In collaboration with Howard Aizenstein (MPI), Charles F. Reynolds III and Ellen G. Detlefsen Endowed Chair of Geriatric Psychiatry at Pitt, Ibrahim recently became PI/PD on an NIH R01 grant where he will use the technology developed in his lab to investigate small vessel disease in older adults with depression. This disease affects a large amount of the American population, but research has been hindered in part due to the inadequacies of traditional imaging.

In this $3.1 million project, Ibrahim uses the "Tic-Tac-Toe" RF coil system and develops a new 7T RF coil system to better understand the neurological issues, treatment, and management of depression.

"White matter hyperintensities (WMH) in the brain are a hallmark symptom of small vessel disease, which has been associated with depression in older adults," explained Ibrahim. "Traditional MR imaging does not provide enough detail; thus, researchers cannot determine the specific mechanisms that contribute to depression. Ultrahigh-field MR imaging allows for greater specificity of the WMH lesions and other components of small vessel disease, which will give us a better understanding of depression as a whole."

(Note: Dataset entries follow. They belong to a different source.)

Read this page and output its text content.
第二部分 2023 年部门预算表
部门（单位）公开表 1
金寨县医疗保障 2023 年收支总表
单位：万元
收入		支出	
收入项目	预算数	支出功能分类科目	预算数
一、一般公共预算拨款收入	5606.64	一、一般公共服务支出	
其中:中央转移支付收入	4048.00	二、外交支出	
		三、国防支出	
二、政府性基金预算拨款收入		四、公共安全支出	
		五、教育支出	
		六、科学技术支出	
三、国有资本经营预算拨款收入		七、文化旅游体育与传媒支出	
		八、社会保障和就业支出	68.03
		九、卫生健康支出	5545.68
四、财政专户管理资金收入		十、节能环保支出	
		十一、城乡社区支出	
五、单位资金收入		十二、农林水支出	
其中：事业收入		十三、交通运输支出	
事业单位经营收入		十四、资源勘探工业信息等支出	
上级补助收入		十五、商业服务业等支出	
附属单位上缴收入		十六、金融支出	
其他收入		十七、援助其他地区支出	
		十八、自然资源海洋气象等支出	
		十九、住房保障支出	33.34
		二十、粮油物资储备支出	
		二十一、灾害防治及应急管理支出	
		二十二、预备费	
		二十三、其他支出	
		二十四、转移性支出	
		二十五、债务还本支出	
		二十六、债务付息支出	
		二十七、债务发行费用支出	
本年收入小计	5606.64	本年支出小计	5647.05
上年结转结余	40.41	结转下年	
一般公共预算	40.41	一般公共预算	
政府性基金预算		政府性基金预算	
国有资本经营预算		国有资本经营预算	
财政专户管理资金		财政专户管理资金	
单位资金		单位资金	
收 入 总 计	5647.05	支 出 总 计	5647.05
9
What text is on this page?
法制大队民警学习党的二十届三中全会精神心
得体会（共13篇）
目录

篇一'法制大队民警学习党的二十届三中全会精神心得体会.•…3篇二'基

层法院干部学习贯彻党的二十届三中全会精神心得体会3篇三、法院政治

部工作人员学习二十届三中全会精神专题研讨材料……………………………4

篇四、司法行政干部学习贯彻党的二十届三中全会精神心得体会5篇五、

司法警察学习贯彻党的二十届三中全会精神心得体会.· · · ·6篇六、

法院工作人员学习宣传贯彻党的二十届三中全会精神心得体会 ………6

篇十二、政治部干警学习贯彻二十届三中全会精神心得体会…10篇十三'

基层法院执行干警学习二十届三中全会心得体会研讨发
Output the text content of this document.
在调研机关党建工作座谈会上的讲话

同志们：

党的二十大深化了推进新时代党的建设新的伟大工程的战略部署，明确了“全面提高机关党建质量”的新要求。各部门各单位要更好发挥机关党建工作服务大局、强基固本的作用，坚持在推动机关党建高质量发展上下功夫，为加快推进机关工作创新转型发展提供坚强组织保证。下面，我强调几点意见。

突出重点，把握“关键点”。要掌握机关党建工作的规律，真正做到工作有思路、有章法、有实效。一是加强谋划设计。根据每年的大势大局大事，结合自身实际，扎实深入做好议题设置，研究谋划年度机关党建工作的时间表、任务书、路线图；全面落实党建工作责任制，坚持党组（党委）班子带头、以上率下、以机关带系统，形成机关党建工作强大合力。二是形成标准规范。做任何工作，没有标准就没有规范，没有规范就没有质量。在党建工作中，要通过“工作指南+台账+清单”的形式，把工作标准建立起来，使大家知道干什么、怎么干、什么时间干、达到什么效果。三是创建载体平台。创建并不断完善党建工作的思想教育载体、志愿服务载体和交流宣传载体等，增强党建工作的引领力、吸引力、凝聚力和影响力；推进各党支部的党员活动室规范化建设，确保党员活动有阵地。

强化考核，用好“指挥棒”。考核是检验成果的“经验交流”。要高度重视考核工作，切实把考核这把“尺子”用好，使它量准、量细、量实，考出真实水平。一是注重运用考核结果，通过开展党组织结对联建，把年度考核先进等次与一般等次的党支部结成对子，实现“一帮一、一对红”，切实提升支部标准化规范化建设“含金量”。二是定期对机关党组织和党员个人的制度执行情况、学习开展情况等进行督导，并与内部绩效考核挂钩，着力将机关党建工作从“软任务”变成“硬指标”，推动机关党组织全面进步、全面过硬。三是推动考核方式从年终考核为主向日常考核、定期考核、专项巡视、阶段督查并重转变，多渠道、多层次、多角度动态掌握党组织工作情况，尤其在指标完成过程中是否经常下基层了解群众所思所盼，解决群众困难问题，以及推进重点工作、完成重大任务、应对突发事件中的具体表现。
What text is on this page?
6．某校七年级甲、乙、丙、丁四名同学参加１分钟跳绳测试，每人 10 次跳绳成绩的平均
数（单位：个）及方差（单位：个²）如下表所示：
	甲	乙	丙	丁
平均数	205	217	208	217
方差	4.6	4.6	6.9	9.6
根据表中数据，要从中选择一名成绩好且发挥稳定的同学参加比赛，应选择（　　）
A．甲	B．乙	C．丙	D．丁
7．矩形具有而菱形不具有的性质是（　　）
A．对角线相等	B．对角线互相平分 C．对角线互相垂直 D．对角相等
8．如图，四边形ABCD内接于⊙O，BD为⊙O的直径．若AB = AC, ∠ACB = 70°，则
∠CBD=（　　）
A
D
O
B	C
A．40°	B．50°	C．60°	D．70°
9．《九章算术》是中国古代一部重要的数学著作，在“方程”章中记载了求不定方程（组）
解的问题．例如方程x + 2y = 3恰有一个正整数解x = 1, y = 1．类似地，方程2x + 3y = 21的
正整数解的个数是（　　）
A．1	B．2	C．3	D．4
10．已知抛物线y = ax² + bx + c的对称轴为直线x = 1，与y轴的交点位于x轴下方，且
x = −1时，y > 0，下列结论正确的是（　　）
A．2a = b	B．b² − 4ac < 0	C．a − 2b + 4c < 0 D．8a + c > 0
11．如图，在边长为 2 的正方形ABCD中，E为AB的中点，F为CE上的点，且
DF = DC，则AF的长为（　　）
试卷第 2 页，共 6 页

In addition to their work with depression, Ibrahim's developed technology has contributed to research in a variety of other neurological diseases such as Alzheimer's disease, schizophrenia, sickle cell disease, and major depressive disorder.

Ibrahim's lab is composed entirely of graduate and undergraduate students who aim to develop highly technical RF devices, which they typically get to implement into clinical studies. "We have applied our work to several patient and disease studies at Pitt," said Ibrahim. "Our lab's research is unique because its roots are in engineering and physics, but it has now matured to extensive patient-level studies."

"It has been interesting to see our work go from engineering and physics concepts to real-world applications," Ibrahim continued. "This is a great example of how engineering innovation done in the Swanson School of Engineering translates into medicine."